Monday, March 26, 2018

Holy Excess

Counting forward from today, it is six days until Easter. Presumably that accounts for the choice of today’s Gospel (John 12:1-11) which begins: Six days before Passover Jesus came to Bethany.

Today's Gospel for this Monday of Holy Week does more than establish a chronology, however. It also sets a certain mood for this week. Famously, it describes how Mary of Bethany (the sister of Lazarus and Martha) anointed Jesus with expensive perfume. When her extravagance was criticized, Jesus defended her action by referring it to his upcoming burial. To me, this has always been a great introduction to what we do during Holy Week. Like Mary, the Church this week holds nothing back, so to speak. Instead she employs all the rich symbols of the liturgy to invite and enable us to enter as fully as humanly possible into the drama of Christ’s passion, death, and resurrection, so that we may more fully participate in its benefits. 

Ritual, by its nature, is inherently somewhat extravagant. The great ceremonies of Holy Week are, however, even more so. They are intensely dramatic, emotionally affecting, over-the-top. They are extravagant in the best sense of the word. Not unlike Mary with her expensive perfumed oil, the Church practices a sort of holy excess. In this case, however, it is we who are the beneficiaries.

I am just old enough to remember the 1955 Decree Maxima Redemptionis Nostrae Mysteria, which initiated the modern reform of Holy Week - and the initial effect which that reform had in making the ceremonies of Holy Week so much more accessible. For ordinary churchgoers, the most significant change was the rescheduling of the principal Holy Week services to the afternoon and evening. For centuries, with the single exception of the Mass at Midnight on Christmas, Mass was always - and only - celebrated in the morning. Thus, prior to the Holy Week reform of 1955, the services of the Easter Triduum were all “anticipated” in the morning hours of Holy Thursday, Good Friday, and Holy Saturday. Changing the hours at which those services could be celebrated gave them a new kind of authenticity, but even more importantly it made attendance more widely possible on what were then otherwise ordinary secular workdays. 

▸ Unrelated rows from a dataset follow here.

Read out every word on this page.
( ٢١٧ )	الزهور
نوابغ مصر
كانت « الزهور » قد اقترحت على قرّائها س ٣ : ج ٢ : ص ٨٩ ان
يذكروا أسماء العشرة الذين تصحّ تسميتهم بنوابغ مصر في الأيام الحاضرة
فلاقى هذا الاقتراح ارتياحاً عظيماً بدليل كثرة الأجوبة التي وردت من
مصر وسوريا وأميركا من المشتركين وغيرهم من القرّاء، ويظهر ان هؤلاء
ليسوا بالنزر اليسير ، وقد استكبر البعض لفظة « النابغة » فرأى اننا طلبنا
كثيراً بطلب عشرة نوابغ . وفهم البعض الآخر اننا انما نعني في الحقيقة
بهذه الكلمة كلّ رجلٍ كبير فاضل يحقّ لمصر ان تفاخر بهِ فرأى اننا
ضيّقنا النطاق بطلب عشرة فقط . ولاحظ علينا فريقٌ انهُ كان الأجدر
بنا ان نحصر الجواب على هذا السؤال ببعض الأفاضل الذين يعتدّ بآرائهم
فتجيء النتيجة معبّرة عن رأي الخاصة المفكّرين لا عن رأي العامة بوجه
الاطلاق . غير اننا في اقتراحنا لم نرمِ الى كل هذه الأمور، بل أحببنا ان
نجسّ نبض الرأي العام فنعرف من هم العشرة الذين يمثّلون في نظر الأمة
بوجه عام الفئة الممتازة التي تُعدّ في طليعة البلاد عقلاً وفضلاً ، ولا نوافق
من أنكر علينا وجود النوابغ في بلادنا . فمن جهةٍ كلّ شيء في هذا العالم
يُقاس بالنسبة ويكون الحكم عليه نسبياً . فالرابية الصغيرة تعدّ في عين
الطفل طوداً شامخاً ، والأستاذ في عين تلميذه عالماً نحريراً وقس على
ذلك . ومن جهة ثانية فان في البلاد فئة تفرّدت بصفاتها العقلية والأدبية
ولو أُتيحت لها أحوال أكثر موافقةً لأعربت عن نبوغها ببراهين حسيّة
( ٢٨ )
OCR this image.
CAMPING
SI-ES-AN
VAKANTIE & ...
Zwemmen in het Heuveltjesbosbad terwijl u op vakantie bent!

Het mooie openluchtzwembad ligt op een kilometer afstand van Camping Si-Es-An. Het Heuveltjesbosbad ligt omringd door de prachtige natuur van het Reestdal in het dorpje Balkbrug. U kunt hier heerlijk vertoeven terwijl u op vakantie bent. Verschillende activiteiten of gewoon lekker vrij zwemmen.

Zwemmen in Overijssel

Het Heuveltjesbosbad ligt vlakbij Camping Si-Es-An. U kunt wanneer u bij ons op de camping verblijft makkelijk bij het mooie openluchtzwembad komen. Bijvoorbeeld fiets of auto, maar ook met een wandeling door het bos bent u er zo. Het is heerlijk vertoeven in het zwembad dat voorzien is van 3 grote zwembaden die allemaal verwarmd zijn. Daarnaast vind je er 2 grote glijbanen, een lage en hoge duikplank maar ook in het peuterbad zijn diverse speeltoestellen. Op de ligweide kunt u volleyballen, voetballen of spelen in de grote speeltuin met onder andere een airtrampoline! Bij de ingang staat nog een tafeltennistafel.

For a few years at least, attendance notably increased at those services. As with all the 20th-century liturgical reforms, a lively debate continues in the Church about their intended benefits and their unintended consequences, whether for better or for worse. Other than changing the times, none of the other alterations in the ancient services added to their accessibility and so need to be judged by other criteria. But making the principal liturgical celebrations of the entire year more accessible for many more people to be able to attend was, I believe, in itself an evident benefit. While the liturgical enthusiasm of the late 1950s has long ago dissipated and can probably never be recovered, we would all still do well to take advantage as much as possible of the opportunity to participate in these extravagant sacred rites that are so filled with ritual power and symbolic meaning.